When it came to a vote, Aldermen Meldrum, Brandon Roberts, Derrick Gilmore and Norman Coad voted in favor of the increase and Alderman Rick Cox and Vinyard voted no.
In other action, the council approved hiring two part-time police officers – Layton McClenning and Jason Brannon.
These officers will have to be put through the academy as well, but Meldrum explained that the part-time police academy isn’t as expensive as the regular police academy.
“It’s really weird timing for us because we are so far out from the full-time academy in January,” he said. “We want to give ourselves time to find a certified officer to fill the one position we will have open, but the officer has to be hired full-time to go through that.”
The part-time academy takes 10 months to complete, which means the two men would be ready to start with the city next July. Tuition is $2,000 per officer and $1,000 of this amount is reimbursable by the State. Each officer’s total wages and tuition comes to around $6,726 with $2-$4,000 of it reimbursable.
This brought the subject up of the officer who the city put through the Police Academy and who had signed a contract to work for the city for a specified time period for doing such and who broke that contract by leaving after a few months to go work for the city of Carrollton.
Alderwoman Vinyard thinks the city should pursue legal action against the officer.
“I think we need to pursue this,” she said. “I don’t think we need to drop it because we don’t need other officers to think they can do the same thing. It is more a matter of principal than anything else.”
The city would have to seek outside council because City Attorney Strang also represents the city of Carrollton, which presents a conflict of interest.
A discussion was held about the purchase of cameras for city hall, the library and Whiteside Park.
“A year ago we decided we were going to get cameras and we keep putting it off,” Alderman Coad said. “We have had some vandalism at Whiteside Park with the newly painted pagoda vandalized along with the playground equipment and we have finally settled on a system.”
The system they found would cost $4,500 and would be installed by Roodhouse local Matt Martin. The council unanimously agreed to the installation of the system.
City employees will be thrilled to learn they will be getting two more paid holidays next year after the council approved adding Columbus Day and Juneteenth to the city’s paid holidays.
They also approved fixing the concrete monument on the southwest corner of Whiteside Park at a cost of $1,000 and purchasing two tires for the backhoe at a cost of $1,544 from FS. According to Public Works Director John Harbaugh, they were bad enough “you could almost see the air in them.”
The city is in the process of submitting for an Open Space Lands Acquisition and Development program, which is administered through the Illinois Department of Natural Resources. This grant would be for the development of the disk golf course proposed for the White Hall Rez. It is a 50/50 grant and the grant application is due in by Sept. 1.

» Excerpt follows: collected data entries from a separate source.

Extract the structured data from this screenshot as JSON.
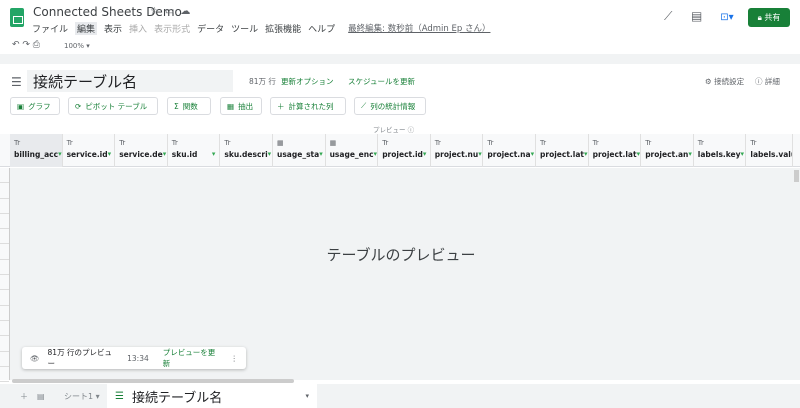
{
  "app": {
    "title": "Connected Sheets Demo",
    "menu": [
      "ファイル",
      "編集",
      "表示",
      "挿入",
      "表示形式",
      "データ",
      "ツール",
      "拡張機能",
      "ヘルプ"
    ],
    "last_edit": "最終編集: 数秒前（Admin Ep さん）",
    "share": "共有",
    "zoom": "100%"
  },
  "colors": {
    "accent": "#188038",
    "brand": "#23a566"
  },
  "connected": {
    "table_name": "接続テーブル名",
    "row_count": "81万 行",
    "refresh_options": "更新オプション",
    "schedule": "スケジュールを更新",
    "settings": "接続設定",
    "details": "詳細",
    "buttons": [
      "グラフ",
      "ピボット テーブル",
      "関数",
      "抽出",
      "計算された列",
      "列の統計情報"
    ],
    "preview_label": "プレビュー ⓘ",
    "columns": [
      {
        "type": "Tr",
        "name": "billing_acc"
      },
      {
        "type": "Tr",
        "name": "service.id"
      },
      {
        "type": "Tr",
        "name": "service.de"
      },
      {
        "type": "Tr",
        "name": "sku.id"
      },
      {
        "type": "Tr",
        "name": "sku.descri"
      },
      {
        "type": "date",
        "name": "usage_sta"
      },
      {
        "type": "date",
        "name": "usage_enc"
      },
      {
        "type": "Tr",
        "name": "project.id"
      },
      {
        "type": "Tr",
        "name": "project.nu"
      },
      {
        "type": "Tr",
        "name": "project.na"
      },
      {
        "type": "Tr",
        "name": "project.lat"
      },
      {
        "type": "Tr",
        "name": "project.lat"
      },
      {
        "type": "Tr",
        "name": "project.an"
      },
      {
        "type": "Tr",
        "name": "labels.key"
      },
      {
        "type": "Tr",
        "name": "labels.valu"
      }
    ],
    "preview_title": "テーブルのプレビュー",
    "toast": {
      "text": "81万 行のプレビュー",
      "time": "13:34",
      "refresh": "プレビューを更新"
    }
  },
  "sheets": {
    "tab1": "シート1",
    "active": "接続テーブル名"
  }
}
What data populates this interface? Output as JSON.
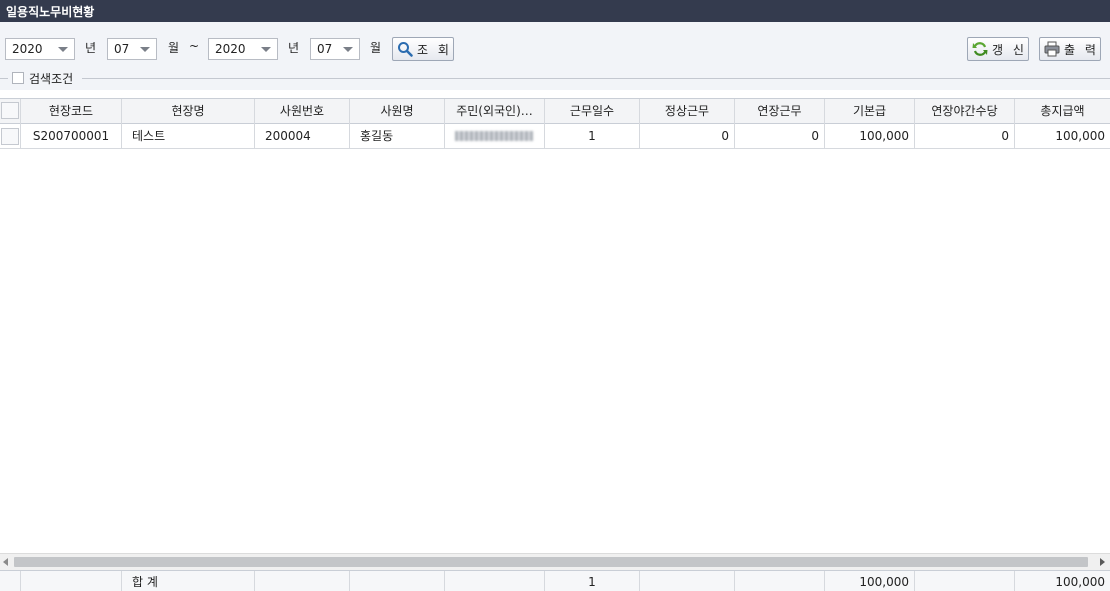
{
  "window": {
    "title": "일용직노무비현황"
  },
  "filters": {
    "from_year": "2020",
    "from_month": "07",
    "year_unit": "년",
    "month_unit": "월",
    "tilde": "~",
    "to_year": "2020",
    "to_month": "07",
    "search_label": "조 회",
    "refresh_label": "갱 신",
    "print_label": "출 력",
    "conditions_label": "검색조건"
  },
  "table": {
    "columns": [
      "현장코드",
      "현장명",
      "사원번호",
      "사원명",
      "주민(외국인)…",
      "근무일수",
      "정상근무",
      "연장근무",
      "기본급",
      "연장야간수당",
      "총지급액"
    ],
    "rows": [
      {
        "site_code": "S200700001",
        "site_name": "테스트",
        "emp_no": "200004",
        "emp_name": "홍길동",
        "resident_no": "",
        "work_days": "1",
        "normal_work": "0",
        "overtime_work": "0",
        "base_pay": "100,000",
        "night_allowance": "0",
        "total_pay": "100,000"
      }
    ],
    "footer": {
      "label": "합 계",
      "work_days": "1",
      "base_pay": "100,000",
      "total_pay": "100,000"
    }
  },
  "colors": {
    "titlebar": "#343b4e",
    "toolbar_bg": "#f2f4f8",
    "refresh_icon": "#5aa632",
    "search_icon": "#2b6cb0"
  },
  "icons": {
    "search": "magnifier-icon",
    "refresh": "refresh-icon",
    "print": "printer-icon"
  }
}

City resident Jane Bryant addressed the city about an issue on her street involving large semi’s traveling down her street 24/7. Bryant, who lives on North Main, on what used to be Cinderella Lane, says these semis have another road, which is closer, to use to get to their destination, yet they choose to use this road, which is now home to young families with children.
She asked the city council to put up “No Semi’s” signs like they did on Morrow St. After a consensus of the council, they agreed that this would be the appropriate action to take.